討匪行

 

 今、日本の新聞で「テロ」と呼んでいるものは、戦前・戦中では「匪賊」といっていた。満州・中国に派遣されていた日本軍(皇軍)は「聖戦」のために匪賊討伐をしょっちゅうやっていた。そして藤原義江が歌う「討匪行」、「どこまで続くぬかるみぞ・・・」が唄われていた。
匪賊には共産匪八路軍はじめいろいろな種類があり、その間で争い、日本軍が治安を維持するのだ、と宣撫工作では言ったものである。しかし中国人はやはり言葉の通じる匪賊のほうに日本軍よりも心が通じるものがある。そうした匪賊を武力で鎮圧させようとしても、もぐら叩きになって、いわば中国人全員を殲滅しなければ、それは可能ではなかった。その間に日本の国力は消耗して行ったが、軍部の面子上引くこともならず、国力が落ちたときに太平洋戦争に突入した。

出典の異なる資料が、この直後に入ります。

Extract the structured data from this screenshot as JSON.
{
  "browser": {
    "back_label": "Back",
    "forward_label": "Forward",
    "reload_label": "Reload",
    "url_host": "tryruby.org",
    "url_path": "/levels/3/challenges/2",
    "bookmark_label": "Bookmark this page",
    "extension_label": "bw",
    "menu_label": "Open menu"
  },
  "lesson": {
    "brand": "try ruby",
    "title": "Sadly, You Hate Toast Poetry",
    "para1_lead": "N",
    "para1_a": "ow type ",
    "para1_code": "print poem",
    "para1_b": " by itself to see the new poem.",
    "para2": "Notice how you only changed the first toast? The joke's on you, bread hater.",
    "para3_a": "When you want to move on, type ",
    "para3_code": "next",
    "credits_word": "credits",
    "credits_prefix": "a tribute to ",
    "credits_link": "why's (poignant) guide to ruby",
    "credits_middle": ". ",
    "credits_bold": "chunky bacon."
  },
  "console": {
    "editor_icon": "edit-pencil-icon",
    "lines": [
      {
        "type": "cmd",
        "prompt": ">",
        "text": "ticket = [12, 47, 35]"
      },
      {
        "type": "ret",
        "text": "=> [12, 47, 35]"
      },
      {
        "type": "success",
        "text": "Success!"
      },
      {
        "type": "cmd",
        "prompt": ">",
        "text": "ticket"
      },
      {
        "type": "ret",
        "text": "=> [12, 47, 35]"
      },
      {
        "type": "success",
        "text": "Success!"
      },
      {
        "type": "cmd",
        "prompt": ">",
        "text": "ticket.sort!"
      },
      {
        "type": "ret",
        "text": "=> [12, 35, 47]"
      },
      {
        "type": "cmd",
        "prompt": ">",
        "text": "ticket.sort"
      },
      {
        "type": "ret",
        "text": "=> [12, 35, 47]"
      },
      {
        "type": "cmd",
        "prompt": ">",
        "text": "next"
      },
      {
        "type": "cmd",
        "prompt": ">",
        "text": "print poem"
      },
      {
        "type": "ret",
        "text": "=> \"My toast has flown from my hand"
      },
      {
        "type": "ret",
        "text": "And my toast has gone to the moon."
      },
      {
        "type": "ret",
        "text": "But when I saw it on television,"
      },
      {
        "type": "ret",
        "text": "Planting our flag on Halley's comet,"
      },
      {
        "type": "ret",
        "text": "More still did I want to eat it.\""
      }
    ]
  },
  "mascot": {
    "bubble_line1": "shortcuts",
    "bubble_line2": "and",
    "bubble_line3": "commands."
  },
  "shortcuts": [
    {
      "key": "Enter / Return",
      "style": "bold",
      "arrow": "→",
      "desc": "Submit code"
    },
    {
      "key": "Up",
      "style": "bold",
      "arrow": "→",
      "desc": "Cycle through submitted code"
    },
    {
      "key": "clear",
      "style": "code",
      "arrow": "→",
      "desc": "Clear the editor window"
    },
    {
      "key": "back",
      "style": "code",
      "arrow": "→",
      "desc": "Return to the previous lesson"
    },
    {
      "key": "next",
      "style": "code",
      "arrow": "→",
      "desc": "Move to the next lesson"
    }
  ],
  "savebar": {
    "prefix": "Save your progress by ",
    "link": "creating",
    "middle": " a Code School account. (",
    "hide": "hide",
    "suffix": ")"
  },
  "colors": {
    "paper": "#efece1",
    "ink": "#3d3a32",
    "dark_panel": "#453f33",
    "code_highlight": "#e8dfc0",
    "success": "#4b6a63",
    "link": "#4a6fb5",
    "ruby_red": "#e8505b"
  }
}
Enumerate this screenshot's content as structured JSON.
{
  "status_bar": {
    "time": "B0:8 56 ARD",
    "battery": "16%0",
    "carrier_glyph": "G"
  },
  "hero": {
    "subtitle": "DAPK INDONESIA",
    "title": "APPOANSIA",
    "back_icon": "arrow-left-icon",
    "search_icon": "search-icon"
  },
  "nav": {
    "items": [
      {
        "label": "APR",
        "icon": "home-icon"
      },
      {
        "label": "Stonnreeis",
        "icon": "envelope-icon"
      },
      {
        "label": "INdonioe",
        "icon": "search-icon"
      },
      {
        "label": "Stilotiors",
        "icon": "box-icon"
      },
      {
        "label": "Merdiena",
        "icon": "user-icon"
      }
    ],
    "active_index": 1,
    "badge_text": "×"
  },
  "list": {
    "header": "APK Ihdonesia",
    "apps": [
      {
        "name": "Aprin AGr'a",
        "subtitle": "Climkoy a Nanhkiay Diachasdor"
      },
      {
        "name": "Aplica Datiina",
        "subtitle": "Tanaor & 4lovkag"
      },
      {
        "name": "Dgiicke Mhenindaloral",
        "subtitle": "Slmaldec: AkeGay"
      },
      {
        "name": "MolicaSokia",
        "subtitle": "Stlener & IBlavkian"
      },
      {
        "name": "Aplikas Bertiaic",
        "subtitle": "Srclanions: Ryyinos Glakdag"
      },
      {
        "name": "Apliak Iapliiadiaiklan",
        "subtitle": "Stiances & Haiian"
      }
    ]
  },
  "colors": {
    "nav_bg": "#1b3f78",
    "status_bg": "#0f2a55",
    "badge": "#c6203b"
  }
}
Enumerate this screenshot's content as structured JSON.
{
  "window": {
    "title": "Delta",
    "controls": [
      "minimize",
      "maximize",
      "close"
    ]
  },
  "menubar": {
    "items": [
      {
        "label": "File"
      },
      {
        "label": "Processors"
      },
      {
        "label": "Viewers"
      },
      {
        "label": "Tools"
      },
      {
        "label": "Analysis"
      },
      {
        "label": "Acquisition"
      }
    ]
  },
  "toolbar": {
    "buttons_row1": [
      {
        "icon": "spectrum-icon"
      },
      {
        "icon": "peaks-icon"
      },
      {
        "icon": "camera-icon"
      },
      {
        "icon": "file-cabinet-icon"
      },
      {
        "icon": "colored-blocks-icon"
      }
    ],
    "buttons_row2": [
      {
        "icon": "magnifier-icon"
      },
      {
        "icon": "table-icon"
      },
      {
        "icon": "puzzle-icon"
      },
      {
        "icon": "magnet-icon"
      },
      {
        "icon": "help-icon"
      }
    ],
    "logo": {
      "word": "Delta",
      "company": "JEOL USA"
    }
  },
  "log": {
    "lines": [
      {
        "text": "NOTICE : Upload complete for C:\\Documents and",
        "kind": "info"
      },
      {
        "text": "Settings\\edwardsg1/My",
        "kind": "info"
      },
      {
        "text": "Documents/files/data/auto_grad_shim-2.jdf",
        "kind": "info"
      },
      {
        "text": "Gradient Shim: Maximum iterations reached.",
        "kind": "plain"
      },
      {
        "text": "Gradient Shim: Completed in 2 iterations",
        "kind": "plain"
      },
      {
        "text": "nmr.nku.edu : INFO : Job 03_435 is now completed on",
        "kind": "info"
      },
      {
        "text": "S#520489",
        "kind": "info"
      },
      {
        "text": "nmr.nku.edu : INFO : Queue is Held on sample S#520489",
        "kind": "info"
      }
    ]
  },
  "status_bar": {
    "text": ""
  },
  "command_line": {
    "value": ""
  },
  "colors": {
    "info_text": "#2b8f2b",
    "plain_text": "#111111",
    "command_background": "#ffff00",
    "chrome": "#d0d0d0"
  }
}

今のブッシュ・ネオコン政権はかつての日本の轍を踏んでいるようである。フセインが捕まったのに、占領軍を撤退しょうとしない。すると、テロも続き、討匪行も続く。
彼らは異常である。私には多くのアメリカ人の友人がいるが、私の愛したアメリカが、ブッシュ・ネオコンの世界になるとは到底信じられない。やがて、次の大統領選挙の際に、復元力が働いてくる。もし働かなければ、どこまで続くぬかるみに日本も巻き込まれるか。